Who Was The First Driver To Win The Daytona 500?

While NFL fans have the Super Bowl each February to look forward to, NASCAR enthusiasts have the Daytona 500 to anticipate, a competition known as "The Great American Race," per the official NASCAR website. Each year, the Daytona 500 is held at the Daytona International Speedway in Daytona Beach, Florida (per Britannica). With motor racing among the top 10 most-watched sports on TV, a Daytona 500 win is the crowning achievement for any NASCAR race driver (via Sports Browser). Who, then, was the first racer ever to do so?

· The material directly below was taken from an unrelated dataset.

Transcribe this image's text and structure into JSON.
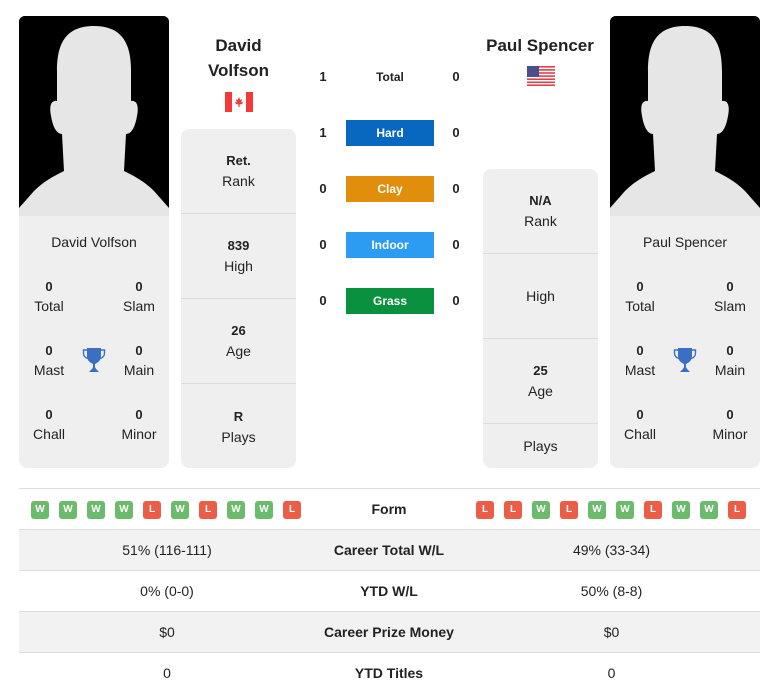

Also according to Britannica, the inaugural Daytona 500 was in 1959. The race consists of 200 laps around a 2.5 mile track, which drivers must take at breakneck speeds to finish in first place. The event was first televised in 1979, with a larger viewing audience than what was anticipated, due in no small part to a snowstorm on the east coast of the United States. Since then NASCAR has only grown in popularity, and the Daytona 500 is widely considered to be its premiere event. The list of NASCAR drivers who've finished the race in first place reads like a who's-who of the greatest who've ever raced in the sport.

The first Daytona 500's results were contested

As Sportscasting explains, a number of well-known NASCAR drivers can claim a Daytona 500 win on their resume, such as Jeff Gordon, Denny Hamlin, Jimmie Johnson, and Dale Earnhardt Jr. NASCAR racer Richard Petty tops the list, with seven wins to his name, followed by Cale Yarborough with four. Per Sporting News, a cash prize of anywhere from $1.5 million to $2 million and a customized Rolex Daytona wristwatch are the rewards for winning, among other endorsements. Since 1997 the first-place driver in "The Great American Race" also takes home the Harley J. Earl Trophy, as the NASCAR Hall of Fame website explains.

The first NASCAR driver, though, to ever take first place in the Daytona 500 profited much less from the win, with a total purse estimated to be only $20,000, or about $180,000 in today's money (per Dollar Times.) That driver was named Lee Petty (pictured above) — Richard Petty's dad, per Britannica — who beat the French driver Johnny Beauchamp, as History reports. That verdict was controversial, as Beauchamp was initially said to have won, but after challenging that call, Lee Petty was declared the winner three days later.